In 2015 during week 2 of the Preseason, Green Bay Packers Wide Receiver Jordy Nelson caught a ball, but when he landed on the turf, he hurt his knee, MRI reports would later confirm that he had a torn ACL on his right knee and would be out the whole year.
In 2016 during a preseason game against the Seattle Seahaws, QB Tony Romo injured his back which ultimately caused him to retire from football. Sam Bradford in 2014 tore his ACL during a preseason game that caused him the whole 2014 season.
Here’s the crazy part, most injuries occur during training camp so it isn’t fair to blame preseason games for year ending injuries. While injuries are a part of football and there’s absolutely no way of completely getting rid of them, they can be helped.
All training camp practices have referees that make sure all penalties that would be called during the regular season are emphasized for the newcomers.

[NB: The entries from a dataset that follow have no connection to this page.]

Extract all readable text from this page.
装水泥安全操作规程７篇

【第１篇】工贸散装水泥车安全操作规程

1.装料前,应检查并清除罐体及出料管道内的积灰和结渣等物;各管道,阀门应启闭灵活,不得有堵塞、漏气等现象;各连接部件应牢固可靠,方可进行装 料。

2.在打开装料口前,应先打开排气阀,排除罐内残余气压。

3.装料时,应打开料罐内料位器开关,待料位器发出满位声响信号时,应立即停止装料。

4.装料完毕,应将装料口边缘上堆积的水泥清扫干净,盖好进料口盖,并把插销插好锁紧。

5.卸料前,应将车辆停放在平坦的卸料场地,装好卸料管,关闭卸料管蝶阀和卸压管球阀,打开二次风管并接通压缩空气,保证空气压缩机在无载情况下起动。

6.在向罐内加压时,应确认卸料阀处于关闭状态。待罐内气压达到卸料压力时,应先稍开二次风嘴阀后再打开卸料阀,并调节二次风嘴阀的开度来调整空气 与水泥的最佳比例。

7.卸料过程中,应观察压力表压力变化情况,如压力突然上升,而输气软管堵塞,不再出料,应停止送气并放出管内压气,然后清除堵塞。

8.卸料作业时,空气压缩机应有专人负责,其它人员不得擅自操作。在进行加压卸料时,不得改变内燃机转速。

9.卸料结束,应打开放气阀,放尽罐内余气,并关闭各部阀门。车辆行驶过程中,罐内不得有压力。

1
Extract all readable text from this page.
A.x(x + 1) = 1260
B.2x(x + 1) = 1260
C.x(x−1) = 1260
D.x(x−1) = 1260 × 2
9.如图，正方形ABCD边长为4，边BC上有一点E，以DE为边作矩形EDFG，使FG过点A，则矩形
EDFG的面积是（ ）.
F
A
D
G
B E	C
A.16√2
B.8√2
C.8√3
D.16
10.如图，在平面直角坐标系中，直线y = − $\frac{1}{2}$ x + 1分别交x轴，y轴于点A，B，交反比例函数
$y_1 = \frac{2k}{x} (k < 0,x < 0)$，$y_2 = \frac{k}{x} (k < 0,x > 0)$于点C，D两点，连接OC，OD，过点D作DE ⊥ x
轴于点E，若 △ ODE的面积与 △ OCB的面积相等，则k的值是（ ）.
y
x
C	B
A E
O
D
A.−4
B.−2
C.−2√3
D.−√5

Having joint practices with other teams has become something most NFL teams are doing now. It’ll be easier for teams to work with opposing teams and work on their offenses and defenses respectively.
NFL Preseason games at the end of the day are more costly to the players than they are rewarding to the fans. The starters play anywhere between 6-10 plays per game so most fans leave the games before the rookies even get warmed up.
Although Preseason Football viewership is on the rise from last year. Week 1 of the NFL preseason averaged 1.6 million viewers on NFL Network, up 10% from last year, when aired on both NFL Network and ESPN but down 8% from 2015 on the NFL network alone. While NFL preseason is a chance for Rookies to shine and show what they can bring to the table, the NFL has to find a way to protect its players while also keeping fans engaged in the offseason.
All NFL teams have open training camp for the fans to go enjoy the practices, that should be their bread and butter, it’ll keep fans far more entertained that going to meaningless games since they’re there to see certain players and there’s a chance that particular or those particular players won’t play. While the stadiums and the teams profit of the fans going, by offering more incentives to going to the training camps and/or holding more practices in their stadiums will surely keep fans going to the events.
If it means player safety at least during game, the NFL should look into fixing the current preseason system, too many injuries to high profile players during games that don’t win or lose the Super Bowl.